Selbstverständlich sollen uns Verkaufsregulationen vor kontaminierter Ware schützen. Oft eignen sie sich jedoch wenig, um Essbares und Abfall zu trennen. Ablaufdaten beziehen sich auf die Qualität, und nicht auf die Robustheit von Lebensmitteln. Das Mindesthaltbarkeitsdatum zum Beispiel gibt an, bis wann das Produkt qualitativ einwandfrei bleibt, wenn es richtig gelagert wird. Es bleibt auch über das Datum hinaus essbar. Und eigentlich hat die Natur uns – wie alle Tiere -  mit einem recht verlässlichen Prüfapparat für Nahrung ausgestattet: mit den Sinnen. Der Konsumentenschutz empfiehlt ausdrücklich, Lebensmittel nicht unbesehen wegzuwerfen, sondern mit Nase und Augen zu prüfen. 

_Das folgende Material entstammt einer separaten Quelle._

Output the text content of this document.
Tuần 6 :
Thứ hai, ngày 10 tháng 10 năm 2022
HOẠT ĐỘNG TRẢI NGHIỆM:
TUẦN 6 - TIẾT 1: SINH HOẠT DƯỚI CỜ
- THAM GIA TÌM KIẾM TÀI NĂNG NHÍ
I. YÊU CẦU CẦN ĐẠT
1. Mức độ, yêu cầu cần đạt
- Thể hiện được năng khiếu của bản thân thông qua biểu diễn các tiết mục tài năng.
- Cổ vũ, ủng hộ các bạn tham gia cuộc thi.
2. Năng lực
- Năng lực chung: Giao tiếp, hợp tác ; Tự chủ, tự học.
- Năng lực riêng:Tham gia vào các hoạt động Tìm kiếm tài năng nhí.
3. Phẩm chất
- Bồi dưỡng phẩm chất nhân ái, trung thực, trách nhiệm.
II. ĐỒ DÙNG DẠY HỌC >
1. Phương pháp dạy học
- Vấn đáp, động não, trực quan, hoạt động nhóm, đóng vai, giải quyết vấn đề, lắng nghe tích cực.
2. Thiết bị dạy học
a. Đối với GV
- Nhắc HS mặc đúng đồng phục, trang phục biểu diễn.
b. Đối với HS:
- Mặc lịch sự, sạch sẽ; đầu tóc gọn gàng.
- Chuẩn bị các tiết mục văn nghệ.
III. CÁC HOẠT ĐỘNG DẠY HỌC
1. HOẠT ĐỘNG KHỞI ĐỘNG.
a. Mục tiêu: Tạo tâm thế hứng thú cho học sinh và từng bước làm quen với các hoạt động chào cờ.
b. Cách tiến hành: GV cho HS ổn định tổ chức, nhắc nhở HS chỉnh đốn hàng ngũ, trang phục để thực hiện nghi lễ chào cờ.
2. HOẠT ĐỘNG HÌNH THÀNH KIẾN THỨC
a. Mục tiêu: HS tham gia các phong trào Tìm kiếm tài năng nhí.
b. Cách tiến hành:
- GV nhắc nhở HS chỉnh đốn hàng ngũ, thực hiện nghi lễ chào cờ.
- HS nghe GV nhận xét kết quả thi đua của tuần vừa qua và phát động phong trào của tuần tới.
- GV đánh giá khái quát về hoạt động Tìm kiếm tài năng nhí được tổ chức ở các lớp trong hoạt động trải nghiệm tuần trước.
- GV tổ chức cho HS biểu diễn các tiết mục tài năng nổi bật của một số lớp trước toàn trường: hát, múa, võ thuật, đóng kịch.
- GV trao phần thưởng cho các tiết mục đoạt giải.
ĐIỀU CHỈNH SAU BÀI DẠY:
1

Allerdings lässt die Abhängigkeit von künstlichen Garantien - Mindesthaltbarkeitsdaten, Tiefkühlprodukten, Konservierungsmitteln - unser Sensorium für den Lebensmitteltest verkümmern. Warum riechen, schmecken, betasten, wenn alles auf der Verpackung geschrieben steht? Gewiss, Gammelfleisch stinkt. Aber alle die Ingredienzen in den hyperverarbeiteten Hochglanznahrungsmitteln vermögen wir nicht mit unseren Sinnen wahrzunehmen. Dabei sind matschige Tomaten, leicht angefaulte Äpfel, welkes Gemüse oder schimmeliger Käse wahrscheinlich harmloser.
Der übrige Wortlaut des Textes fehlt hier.